I remember Bebs and I having our favorite dimsum at the Singapore airport, waiting for our flight back to Manila after having just concluded my last chemo session. In a booth at Crystal Jade, it suddenly occurred to us that we (and I say we because my husband was every bit a casualty), we had finally completed the treatment. It was finished: the routine trudge from airport terminal to airport terminal, our pretend brave faces, the forbearance during infusions, toxic side effects, that undeniable smell of sickness. The suffering was finally over. The realization evoked such a ball of emotions that we simply cried over our hakao and noodle soup.
The frailty of man is that our sophistication demands that we make sense of the disorder in our lives. Because, really, what the hell just happened? How does life choose who gets the bad days, and who gets severe days? Surely there is a reason, a marked significance to one’s pain.
But there is no conclusive answer to why they happen. My mastery of the world is clearly just a meager understanding to the omniscience of a vast God. If there is any lesson cancer taught me, it is that I know nothing. Not the amount of control I have of the outcomes of life, and certainly not my time on earth. But what I do know for certain is that there is always grace — enough to pull you through your sorrow. And there is always love to encompass all your aching.
So here I am, six years later, alive, broken and yet with an inexplicable capacity to share Hope.
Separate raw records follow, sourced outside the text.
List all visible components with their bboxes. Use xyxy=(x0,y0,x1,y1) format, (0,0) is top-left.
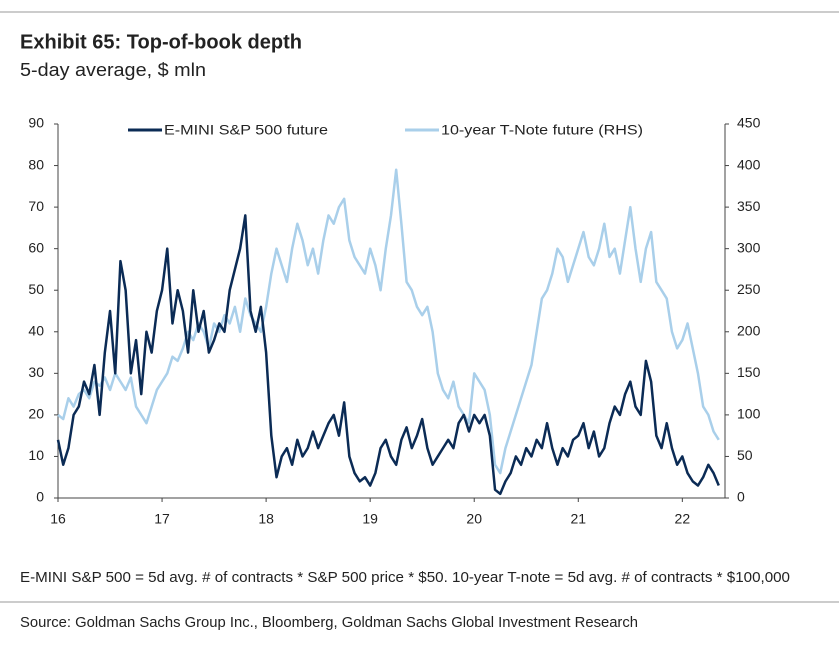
y2-tick-label: 300 xyxy=(737,239,761,255)
chart-title: Exhibit 65: Top-of-book depth xyxy=(20,31,302,53)
y2-tick-label: 50 xyxy=(737,447,753,463)
y-tick-label: 20 xyxy=(28,406,44,422)
y2-tick-label: 200 xyxy=(737,322,761,338)
y-tick-label: 80 xyxy=(28,156,44,172)
x-tick-label: 20 xyxy=(466,511,482,527)
y2-tick-label: 350 xyxy=(737,198,761,214)
x-tick-label: 16 xyxy=(50,511,66,527)
x-tick-label: 21 xyxy=(570,511,586,527)
y-tick-label: 70 xyxy=(28,198,44,214)
x-tick-label: 22 xyxy=(675,511,691,527)
y-tick-label: 30 xyxy=(28,364,44,380)
y-tick-label: 50 xyxy=(28,281,44,297)
y2-tick-label: 250 xyxy=(737,281,761,297)
y-tick-label: 10 xyxy=(28,447,44,463)
source: Source: Goldman Sachs Group Inc., Bloomb… xyxy=(20,614,638,631)
y2-tick-label: 400 xyxy=(737,156,761,172)
y2-tick-label: 100 xyxy=(737,406,761,422)
series-line xyxy=(57,168,720,475)
y2-tick-label: 150 xyxy=(737,364,761,380)
chart-subtitle: 5-day average, $ mln xyxy=(20,60,206,80)
footnote: E-MINI S&P 500 = 5d avg. # of contracts … xyxy=(20,569,790,586)
x-tick-label: 19 xyxy=(362,511,378,527)
y-tick-label: 40 xyxy=(28,322,44,338)
legend-label: E-MINI S&P 500 future xyxy=(164,122,328,138)
y-tick-label: 60 xyxy=(28,239,44,255)
x-tick-label: 17 xyxy=(154,511,170,527)
y-tick-label: 90 xyxy=(28,115,44,131)
series-line xyxy=(56,214,720,496)
y2-tick-label: 450 xyxy=(737,115,761,131)
x-tick-label: 18 xyxy=(258,511,274,527)
y2-tick-label: 0 xyxy=(737,489,745,505)
legend-label: 10-year T-Note future (RHS) xyxy=(441,122,643,138)
y-tick-label: 0 xyxy=(36,489,44,505)
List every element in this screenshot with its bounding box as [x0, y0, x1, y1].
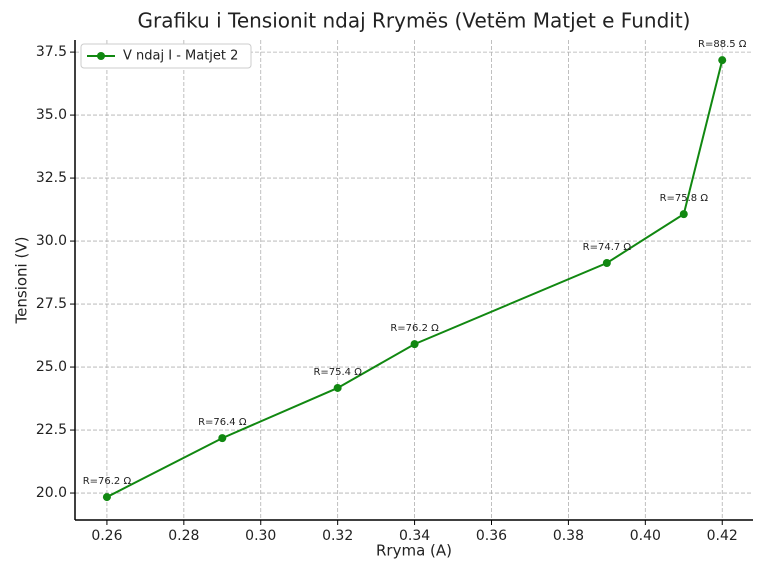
data-point	[718, 56, 727, 65]
y-tick-label: 32.5	[36, 170, 67, 186]
y-tick-label: 20.0	[36, 485, 67, 501]
y-tick-label: 22.5	[36, 422, 67, 438]
legend-label: V ndaj I - Matjet 2	[123, 49, 238, 64]
x-tick-label: 0.32	[322, 528, 353, 544]
y-tick-label: 37.5	[36, 44, 67, 60]
annotation: R=75.8 Ω	[660, 193, 709, 204]
annotation: R=76.2 Ω	[390, 323, 439, 334]
data-point	[410, 340, 419, 349]
annotation: R=76.4 Ω	[198, 417, 247, 428]
data-point	[679, 210, 688, 219]
x-tick-label: 0.40	[630, 528, 661, 544]
data-point	[218, 434, 227, 443]
y-tick-label: 30.0	[36, 233, 67, 249]
annotation: R=76.2 Ω	[83, 476, 132, 487]
annotation: R=88.5 Ω	[698, 39, 747, 50]
chart-title: Grafiku i Tensionit ndaj Rrymës (Vetëm M…	[138, 9, 691, 33]
x-tick-label: 0.28	[168, 528, 199, 544]
x-tick-label: 0.38	[553, 528, 584, 544]
data-point	[102, 493, 111, 502]
annotation: R=75.4 Ω	[313, 367, 362, 378]
x-tick-label: 0.26	[91, 528, 122, 544]
y-axis-label: Tensioni (V)	[13, 237, 31, 325]
x-axis-label: Rryma (A)	[376, 542, 452, 560]
data-point	[602, 258, 611, 267]
y-tick-label: 35.0	[36, 107, 67, 123]
legend-marker	[97, 52, 105, 60]
data-point	[333, 383, 342, 392]
annotation: R=74.7 Ω	[583, 242, 632, 253]
y-tick-label: 27.5	[36, 296, 67, 312]
x-tick-label: 0.30	[245, 528, 276, 544]
legend-box	[80, 43, 252, 69]
x-tick-label: 0.34	[399, 528, 430, 544]
y-tick-label: 25.0	[36, 359, 67, 375]
x-tick-label: 0.42	[707, 528, 738, 544]
x-tick-label: 0.36	[476, 528, 507, 544]
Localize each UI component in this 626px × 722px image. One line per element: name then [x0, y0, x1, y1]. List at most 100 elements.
The absolute truth is, I would not have been this person were it not for what I went through. But as I have heard it say, it takes broken soil to produce crop, broken grain to give bread, broken bread to give strength, and a broken alabaster box that gives forth perfume.
In closing, let me share with you the verse from the Psalms that carried me through my whole cancer experience. It was my little prayer which I repeated over and over and over, every time I was afraid or uncertain of outcomes. If you are going through a tough time in your life, I hope it encourages you. Psalm 31 from The Message translation reads:
You are my cave to hide in, my cliff to climb.
Be my safe leader, be my true mountain guide.
Free me from hidden traps;
I want to hide in you.
I’ve put my life in your hands.
You won’t drop me, you’ll never let me down.
Desperate, I throw myself on you:
you are my God!
Hour by hour I place my days in your hand,
safe from the hands out to get me.
Warm me, your servant, with a smile;
save me because you love me.
Thank you, I am grateful for all of your time.